Star Trek‘s George Takei celebrates his seventy-fifth birthday today, and the actor reflected upon his life while looking ahead to the future.
The actor is spending his birthday trying to do something worthwhile. “I’m literally up in the air flying from Los Angeles to Toronto to speak at a fundraiser for the Japanese-Canadian Cultural Centre,” said Takei. “So I am celebrating my seventy-fifth birthday in the way that I’ve spent most of my life: raising funds for good causes.”
Takei has the misfortune to share his day and month of birth with one of modern history’s worst villains. “I have a lot to atone for,” he said. “It’s also Hitler’s birthday. I share that birthday with the blackest villain in history. I had a friend that used to call me on my birthday to wish me Happy Adolf Day, but she stopped that after Columbine — they were celebrating Adolf Hitler’s birthday. So I was born on a very unhappy, historically dark day. If only my mother could have held me a little longer or pushed me out a little bit earlier, I would have been able to avoid that. But I have to be particularly good in this life in order to make up for that villain of history.”
Humans can also be villainous, and Takei explained the challenge and importance of not giving in to darker impulses to which humanity is prone. “We are still the human animal,” he said. “When we were savages, the two things that we had that made us succeed as a being were our creative minds and our aggressive quality. Our creative mind provided us with the idea of creating tools and weapons, sharpening a stick and making it into a spear. Our killer instincts helped us get our food and protect our kind. Our mind kept developing and coming up with new tools and weapons, but our killer instincts didn’t change. We kept developing without the killer instinct becoming more intelligent. So here we are with weaponry that can annihilate civilizations.

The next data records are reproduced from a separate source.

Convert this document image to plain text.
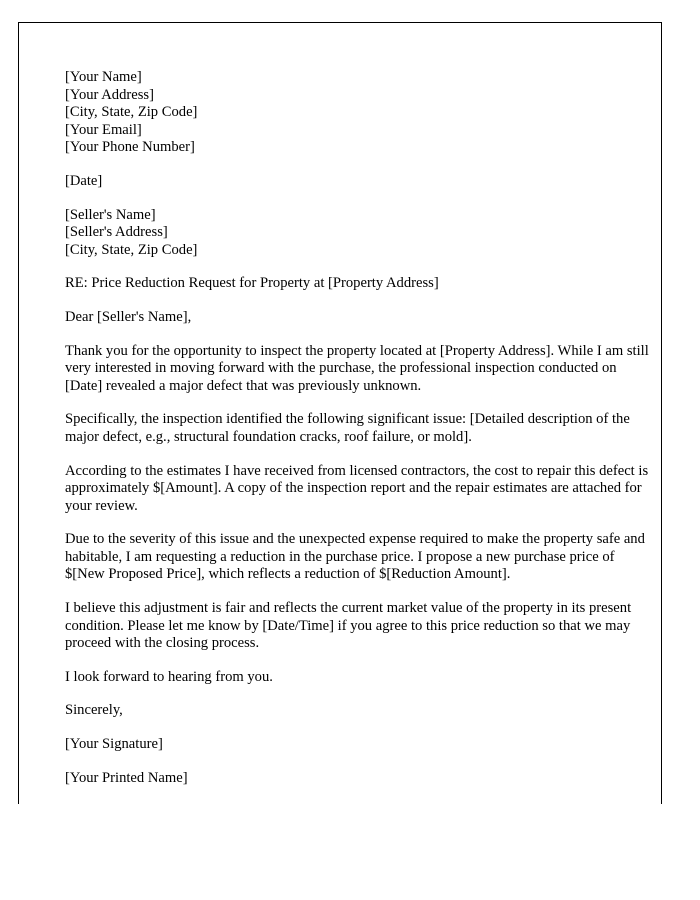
[Your Name]
[Your Address]
[City, State, Zip Code]
[Your Email]
[Your Phone Number]
[Date]
[Seller's Name]
[Seller's Address]
[City, State, Zip Code]
RE: Price Reduction Request for Property at [Property Address]
Dear [Seller's Name],
Thank you for the opportunity to inspect the property located at [Property Address]. While I am still very interested in moving forward with the purchase, the professional inspection conducted on [Date] revealed a major defect that was previously unknown.
Specifically, the inspection identified the following significant issue: [Detailed description of the major defect, e.g., structural foundation cracks, roof failure, or mold].
According to the estimates I have received from licensed contractors, the cost to repair this defect is approximately $[Amount]. A copy of the inspection report and the repair estimates are attached for your review.
Due to the severity of this issue and the unexpected expense required to make the property safe and habitable, I am requesting a reduction in the purchase price. I propose a new purchase price of $[New Proposed Price], which reflects a reduction of $[Reduction Amount].
I believe this adjustment is fair and reflects the current market value of the property in its present condition. Please let me know by [Date/Time] if you agree to this price reduction so that we may proceed with the closing process.
I look forward to hearing from you.
Sincerely,
[Your Signature]
[Your Printed Name]
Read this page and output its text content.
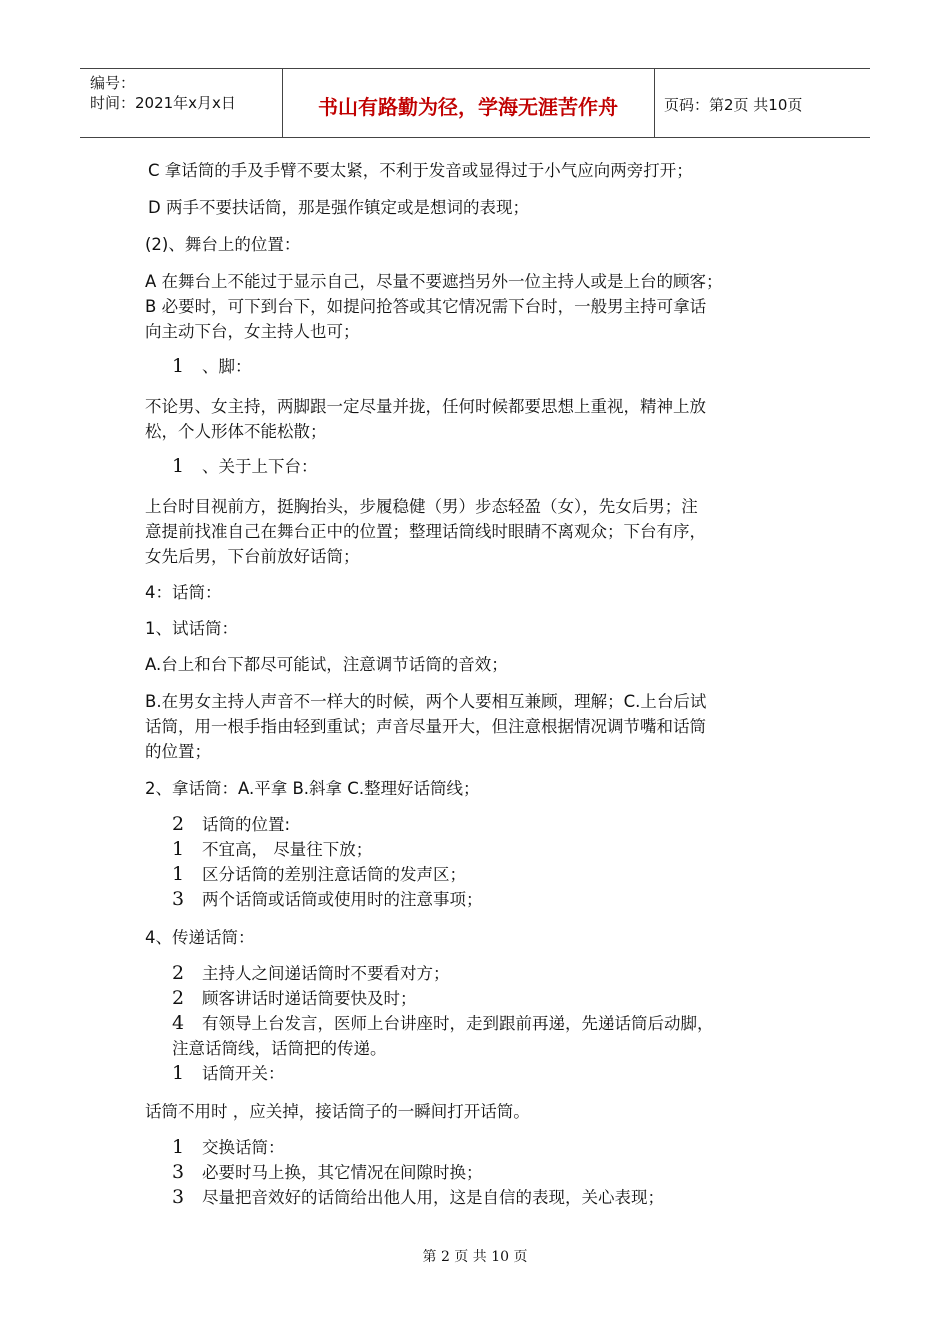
编号：
时间：2021年x月x日	书山有路勤为径，学海无涯苦作舟	页码：第2页 共10页
C 拿话筒的手及手臂不要太紧，不利于发音或显得过于小气应向两旁打开；
D 两手不要扶话筒，那是强作镇定或是想词的表现；
(2)、舞台上的位置：
A 在舞台上不能过于显示自己，尽量不要遮挡另外一位主持人或是上台的顾客；
B 必要时，可下到台下，如提问抢答或其它情况需下台时，一般男主持可拿话
向主动下台，女主持人也可；
1 、脚：
不论男、女主持，两脚跟一定尽量并拢，任何时候都要思想上重视，精神上放
松，个人形体不能松散；
1 、关于上下台：
上台时目视前方，挺胸抬头，步履稳健（男）步态轻盈（女），先女后男；注
意提前找准自己在舞台正中的位置；整理话筒线时眼睛不离观众；下台有序，
女先后男，下台前放好话筒；
4：话筒：
1、试话筒：
A.台上和台下都尽可能试，注意调节话筒的音效；
B.在男女主持人声音不一样大的时候，两个人要相互兼顾，理解；C.上台后试
话筒，用一根手指由轻到重试；声音尽量开大，但注意根据情况调节嘴和话筒
的位置；
2、拿话筒：A.平拿 B.斜拿 C.整理好话筒线；
2 话筒的位置:
1 不宜高， 尽量往下放；
1 区分话筒的差别注意话筒的发声区；
3 两个话筒或话筒或使用时的注意事项；
4、传递话筒：
2 主持人之间递话筒时不要看对方；
2 顾客讲话时递话筒要快及时；
4 有领导上台发言，医师上台讲座时，走到跟前再递，先递话筒后动脚，
注意话筒线，话筒把的传递。
1 话筒开关：
话筒不用时 ，应关掉，接话筒子的一瞬间打开话筒。
1 交换话筒：
3 必要时马上换，其它情况在间隙时换；
3 尽量把音效好的话筒给出他人用，这是自信的表现，关心表现；
第 2 页 共 10 页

“We’ve now advanced to the point from the ’60s Civil Rights movement to where we now have an African-American President. But we still have something like the Trayvon Martin case, where an African-American, particularly a male, is born a suspect. We have this law that protects this kind of behavior motivated by the killer instinct. We are faced with the dilemma of our creative minds providing us with these weapons, without progressing equally in the diplomatic, problem-solving way. That’s the big challenge of our time and our future generation.”
Takei’s most recent project, The Allegiance Musical, the “story of love, war and heroism set during the Japanese-American internment of World War II,” will have its pre-Broadway premiere beginning September 19 at the Old Globe Theater in San Diego.
TrekToday wishes Mr. Takei a very happy birthday.